De la lumière liquide dans les vapeurs atomiques

Des physiciens du Laboratoire Kastler Brossel (ENS/CNRS/SU/CdF) viennent de réaliser un nouveau dispositif expérimental permettant d’étudier la « lumière liquide », un phénomène où la lumière se propage de manière analogue à un superfluide. Ce dispositif repose sur l’utilisation d’une vapeur atomique, et contrairement aux travaux sur des systèmes solides, il serait donc possible d’y insérer des obstacles matériels afin de mesurer directement les forces exercées par la lumière.

Dispositif expérimental pour étudier la propagation de la lumière liquide dans les vapeurs atomiques.

L’interaction entre un faisceau laser et un milieu optiquement non-linéaire produit une onde qui mélange intimement lumière et excitations de la matière. Cette onde a une propagation supposée analogue à celle d’un superfluide, d’où le nom donné à ce phénomène de « lumière liquide » qui est devenu un sujet de recherche très actif ces dernières années. Si les chercheurs arrivent maintenant à caractériser la propagation de ce fluide, il manque toujours la preuve directe d’un comportement « superfluide » qui serait de montrer que la force qu’elle exerce sur un obstacle est nulle. Cette difficulté, impossible à surmonter dans les réalisations expérimentales utilisant des milieux solides, vient d’être levée par des physiciens du LKB dans une étude publiée dans Physical Review Letters.

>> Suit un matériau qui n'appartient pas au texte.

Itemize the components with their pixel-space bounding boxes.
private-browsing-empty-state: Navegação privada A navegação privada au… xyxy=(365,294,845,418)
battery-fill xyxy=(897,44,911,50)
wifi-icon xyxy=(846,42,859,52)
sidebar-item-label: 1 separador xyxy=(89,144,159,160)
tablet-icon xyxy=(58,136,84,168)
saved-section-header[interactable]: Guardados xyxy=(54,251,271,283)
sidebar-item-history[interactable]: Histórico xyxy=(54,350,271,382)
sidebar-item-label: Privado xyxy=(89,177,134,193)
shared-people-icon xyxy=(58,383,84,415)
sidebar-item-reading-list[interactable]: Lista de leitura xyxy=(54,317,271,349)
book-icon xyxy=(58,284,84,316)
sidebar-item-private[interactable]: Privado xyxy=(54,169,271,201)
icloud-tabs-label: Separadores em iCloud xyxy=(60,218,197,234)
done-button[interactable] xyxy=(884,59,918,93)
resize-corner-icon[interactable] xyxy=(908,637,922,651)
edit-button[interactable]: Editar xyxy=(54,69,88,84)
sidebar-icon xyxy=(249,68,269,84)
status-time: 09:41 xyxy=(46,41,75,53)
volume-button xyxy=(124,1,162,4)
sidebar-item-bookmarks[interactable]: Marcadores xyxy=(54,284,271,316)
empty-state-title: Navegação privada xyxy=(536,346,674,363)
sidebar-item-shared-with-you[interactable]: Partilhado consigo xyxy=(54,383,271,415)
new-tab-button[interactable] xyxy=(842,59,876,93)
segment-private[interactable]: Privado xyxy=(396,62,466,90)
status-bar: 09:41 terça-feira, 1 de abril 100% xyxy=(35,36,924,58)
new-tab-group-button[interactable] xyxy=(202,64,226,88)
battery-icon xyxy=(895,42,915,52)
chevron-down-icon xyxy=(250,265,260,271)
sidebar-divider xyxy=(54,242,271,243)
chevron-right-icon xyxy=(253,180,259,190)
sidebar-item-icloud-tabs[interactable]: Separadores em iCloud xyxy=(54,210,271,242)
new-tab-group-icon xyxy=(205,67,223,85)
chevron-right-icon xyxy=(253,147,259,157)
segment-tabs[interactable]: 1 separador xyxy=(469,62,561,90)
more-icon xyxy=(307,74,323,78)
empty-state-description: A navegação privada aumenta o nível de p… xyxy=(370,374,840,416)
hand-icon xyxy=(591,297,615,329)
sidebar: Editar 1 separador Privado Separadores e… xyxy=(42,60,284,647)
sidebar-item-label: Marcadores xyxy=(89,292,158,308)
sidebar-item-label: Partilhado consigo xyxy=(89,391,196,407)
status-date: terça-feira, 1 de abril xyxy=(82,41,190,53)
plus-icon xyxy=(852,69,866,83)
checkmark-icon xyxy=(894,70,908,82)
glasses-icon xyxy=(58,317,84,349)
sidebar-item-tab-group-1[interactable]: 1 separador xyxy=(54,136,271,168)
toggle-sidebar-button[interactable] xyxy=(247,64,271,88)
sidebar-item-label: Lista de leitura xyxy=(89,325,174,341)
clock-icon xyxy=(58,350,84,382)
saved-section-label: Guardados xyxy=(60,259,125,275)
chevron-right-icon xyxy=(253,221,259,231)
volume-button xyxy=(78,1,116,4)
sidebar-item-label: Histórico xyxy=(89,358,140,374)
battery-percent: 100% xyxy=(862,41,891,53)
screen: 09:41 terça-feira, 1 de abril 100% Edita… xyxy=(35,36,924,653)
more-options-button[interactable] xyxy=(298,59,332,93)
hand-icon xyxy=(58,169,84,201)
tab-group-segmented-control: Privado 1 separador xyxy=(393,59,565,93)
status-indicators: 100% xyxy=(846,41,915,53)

Les chercheurs viennent de mettre au point un dispositif où la « lumière liquide » se propage dans une vapeur atomique d’atomes de rubidium dont la densité peut être contrôlée. En ajustant la fréquence de la lumière et la densité du gaz dans la cellule, il est possible de contrôler précisément la force des interactions entre photons. Ils ont ainsi mesuré la relation de dispersion des ondes se propageant dans ce milieu non-linéaire ; c’est-à-dire la vitesse à laquelle se propagent des excitations élémentaires. La relation de dispersion obtenue passe d’un régime linéaire à quadratique lorsque le vecteur d’onde augmente. Ce type de dispersion, connu sous le nom de relation de dispersion de Bogoliubov, se rencontre dans différents systèmes physiques, des condensats de Bose-Einstein à l’hélium superfluide. Ce résultat n’a rien de fortuit puisque des équations analogues décrivent la dynamique temporelle d’un condensat de Bose-Einstein et la propagation de la lumière dans un milieu non-linéaire.

Relation de dispersion des ondes se propageant dans la lumière liquide.

Ce nouveau dispositif devrait permettre de placer des obstacles matériels dans l’écoulement du fluide et surtout de mesurer les forces qui sont exercées sur ces obstacles. Ces résultats ouvrent la voie à de multiples applications dont la possibilité de mesurer directement les forces exercées par la lumière liquide sur des défauts matériels ; et ainsi de tester le caractère « superfluide » de cette propagation.

Auteur correspondant : Tom Bienaimé
Publication : Observation of the Bogoliubov Dispersion in a Fluid of Light, Q. Fontaine, T. Bienaimé, S. Pigeon, E. Giacobino, A. Bramati, and Q. Glorieux, Phys. Rev. Lett. 121, 183604 (2018).